Seventh, the challenge of translating international, continental and national anti-poverty programs into verifiable impact at personal and family levels remains daunting. To avoid the scenario whereby earmarks or press conferences on antipoverty effort become more important than actual expenditures on the ground, the most important barometer of success should be measurable at personal, family or household levels. For example, in Zambia, a serious anti-poverty eradication program in Lusaka for individuals living on less than one dollar a day must show trend data that documents the additional numbers of individuals in a defined period that are no longer living in extreme poverty in the city. This is also applicable if the anti-poverty program is for all Zambians.

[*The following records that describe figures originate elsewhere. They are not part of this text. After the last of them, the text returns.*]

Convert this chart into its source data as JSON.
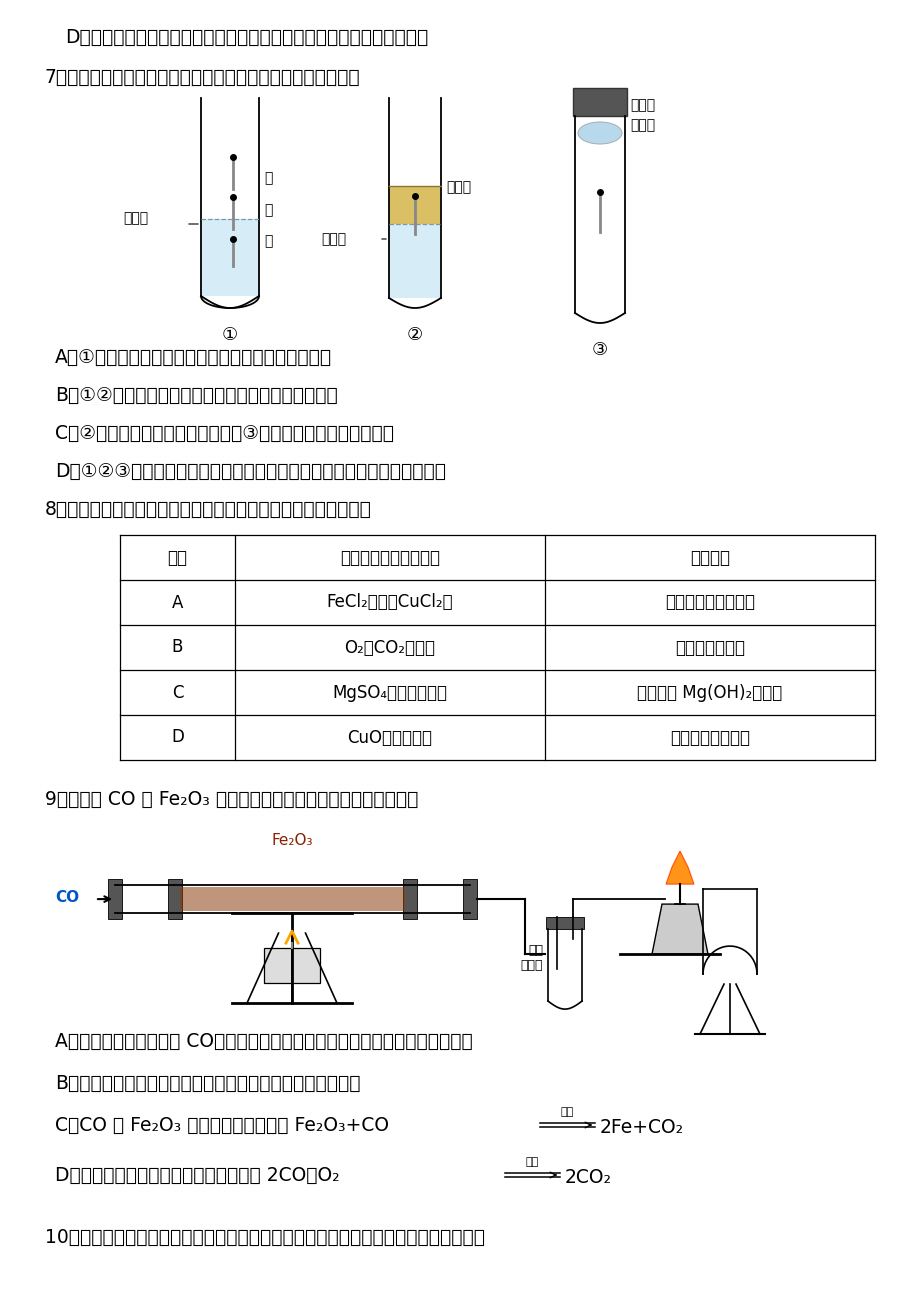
{
  "bg_color": "#ffffff",
  "page_width": 9.2,
  "page_height": 13.0,
  "dpi": 100,
  "font_size": 13.5,
  "font_size_sm": 12,
  "text_color": "#000000",
  "content": {
    "line_d": "D．若不慎将氢氧化钠沾到皮肤上，要用大量的水冲洗，再涂上硼酸溶液",
    "q7": "7．如图，通过实验探究铁钉锈蚀的条件。下列说法不正确的是",
    "q7a": "A．①中甲、乙、丙三处比较，生锈最明显的地方是丙",
    "q7b": "B．①②中使用煮沸的蒸馏水，目的是除去水中的氧气",
    "q7c": "C．②中植物油的作用是隔绝空气，③中氯化钙的作用是作干燥剂",
    "q7d": "D．①②③对比实验，得出结论：铁生锈的主要条件是与空气、水直接接触",
    "q8": "8．除去下列物质中的少量杂质，下列实验方案不能达到目的的是",
    "table_header": [
      "选项",
      "物质（括号内为杂质）",
      "实验方案"
    ],
    "table_rows": [
      [
        "A",
        "FeCl₂溶液（CuCl₂）",
        "加入过量铁粉，过滤"
      ],
      [
        "B",
        "O₂（CO₂气体）",
        "通过灼热的铜网"
      ],
      [
        "C",
        "MgSO₄溶液（硫酸）",
        "加入过量 Mg(OH)₂，过滤"
      ],
      [
        "D",
        "CuO（木炭粉）",
        "在空气中充分灼烧"
      ]
    ],
    "q9": "9．下图是 CO 与 Fe₂O₃ 反应的实验装置图，下列说法不正确的是",
    "q9a": "A．实验开始时，先通入 CO，在装置出口处验纯后点燃酒精灯，再点燃酒精喷灯",
    "q9b": "B．实验过程中看到，玻璃管里的粉末由红棕色逐渐变为黑色",
    "q9c_pre": "C．CO 与 Fe₂O₃ 反应的化学方程式为 Fe₂O₃+CO",
    "q9c_cond": "高温",
    "q9c_post": "2Fe+CO₂",
    "q9d_pre": "D．尾气处理时发生反应的化学方程式为 2CO＋O₂",
    "q9d_cond": "点燃",
    "q9d_post": "2CO₂",
    "q10": "10．某有机物由碳、氢、氧三种元素组成，图甲是该物质的元素质量分数饼状图，图乙"
  }
}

Finally, present day policy makers can make poverty history for all African newborns. Poverty eradication efforts in Africa should give every newborn a healthy and a fair start in life. To achieve this scenario, every African newborn should benefit from early childhood development programs that lead to age-appropriate and culturally relevant development milestones. These early childhood investments should also include quality health care, cognitive development skills, and, compulsory primary and secondary school education. To make poverty history for Africa’s newborn, all policies or programs that are anti-children will have to end. Wars and conflicts in Africa will also end since children pay a terrible price and some become child soldiers. Africa’s debt burden will be resolved so that no newborn African enters the world already indebted to financiers and bankers. There should be drastic curtailing of corruption in Africa since children often pay a higher burden as parents lose work and social services break down.

Poverty can become history in Africa if African leaders, their peoples and their Western friends join hands and implement long-term programs that have verifiable impact at individual, family or household levels in the continent.